No, it assumes 8-bit chars.  It's masking with 0xff is apparently copied
from an old implementation that used plain chars.  The userland
implementation at the time it was committed does that, but uses a macro
to do the masking and is missing lots of style bugs.

The userland version now calls inet_ntop().  This is missing the design
bug of using a static buffer.  It calls inet_ntop4() for the ipv4 case.
This is closer to being non-ugly:

% static const char *
% inet_ntop4(const u_char *src, char *dst, socklen_t size)
% {
%       static const char fmt[] = "%u.%u.%u.%u";
%       char tmp[sizeof "255.255.255.255"];
%       int l;
%
%       l = snprintf(tmp, sizeof(tmp), fmt, src[0], src[1], src[2],
src[3]);
%       if (l <= 0 || (socklen_t) l >= size) {
%               errno = ENOSPC;
%               return (NULL);
%       }
%       strlcpy(dst, tmp, size);
%       return (dst);
% }

I would write this as:

%%%
CTASSERT(CHAR_BIT == 8);        /* else src would be misintepreted */

static const char *
inet_ntop4(const u_char *src, char *dst, socklen_t size)
{
        int n;

        n = snprintf(dst, size, "%u.%u.%u.%u", src[0], src[1], src[2],
src[3]);
        assert(n >= 0);         /* CHAR_BIT == 8 imples 0 < n <= 16 */
...

I don't know why the ret array in the userland version of the inet_ntoa
should be 17. The length of the message itself is 17, and an \0 is needed
for the str* to work.

Yes, it needs to be 18 for the error message.  I wrote "18 (sic)" because
18 is a surprising value.  Anyone who knows what an inet address is would
expect a length of 16.  But programmers shouldn't be counting bytes in
strings and mentally computing max(16, 18) and hard-coding that.  The
magic 16 won't change, but the 18 might.  Spelling 16/18 as a macro
and hard-coding 16/18 in the macro would be even worse, since the value is
only used onece.

By the way, 4 * sizeof("123") chars should be always enough to contain an
IPv4 address, no matter how many bits consititute a char.

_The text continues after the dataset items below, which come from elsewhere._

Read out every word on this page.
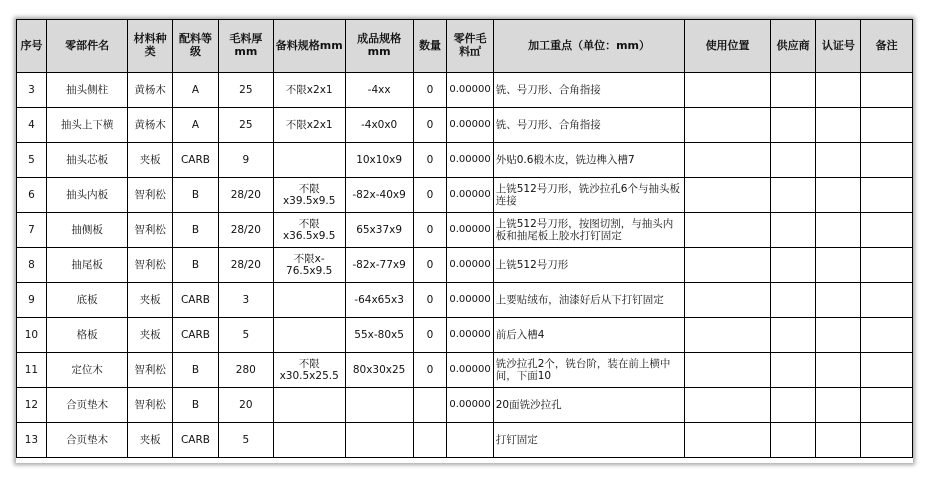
序号	零部件名	材料种类	配料等级	毛料厚mm	备料规格mm	成品规格mm	数量	零件毛料㎡	加工重点（单位：mm）	使用位置	供应商	认证号	备注
3	抽头侧柱	黄杨木	A	25	不限x2x1	-4xx	0	0.00000	铣、号刀形、合角指接				
4	抽头上下横	黄杨木	A	25	不限x2x1	-4x0x0	0	0.00000	铣、号刀形、合角指接				
5	抽头芯板	夹板	CARB	9		10x10x9	0	0.00000	外贴0.6椴木皮，铣边榫入槽7				
6	抽头内板	智利松	B	28/20	不限x39.5x9.5	-82x-40x9	0	0.00000	上铣512号刀形，铣沙拉孔6个与抽头板连接				
7	抽侧板	智利松	B	28/20	不限x36.5x9.5	65x37x9	0	0.00000	上铣512号刀形，按图切割，与抽头内板和抽尾板上胶水打钉固定				
8	抽尾板	智利松	B	28/20	不限x-76.5x9.5	-82x-77x9	0	0.00000	上铣512号刀形				
9	底板	夹板	CARB	3		-64x65x3	0	0.00000	上要贴绒布，油漆好后从下打钉固定				
10	格板	夹板	CARB	5		55x-80x5	0	0.00000	前后入槽4				
11	定位木	智利松	B	280	不限x30.5x25.5	80x30x25	0	0.00000	铣沙拉孔2个，铣台阶，装在前上横中间，下面10				
12	合页垫木	智利松	B	20				0.00000	20面铣沙拉孔				
13	合页垫木	夹板	CARB	5					打钉固定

It's enough for an ipv4 address, but inet_ntop4() is a library routine
so it shouldn't crash on invalid input.  With 8-bit chars, it happens
that there is no invalid input for u_char *src (except a src array with
less than 4 chars in it).  With >= 10-bit chars, the result could be
"1023.1023.1023.1023", which isn't an ipv4 address and is too large
for a 16-18 byte buffer.  inet_ntop4() needs to ensure that this and
some other errors don't occur.  It uses mainly snprintf(), but with
snprintf() another set of errors and out-of-bounds values can occur
in theory, and inet_ntop4()'s handling of these is not quite right.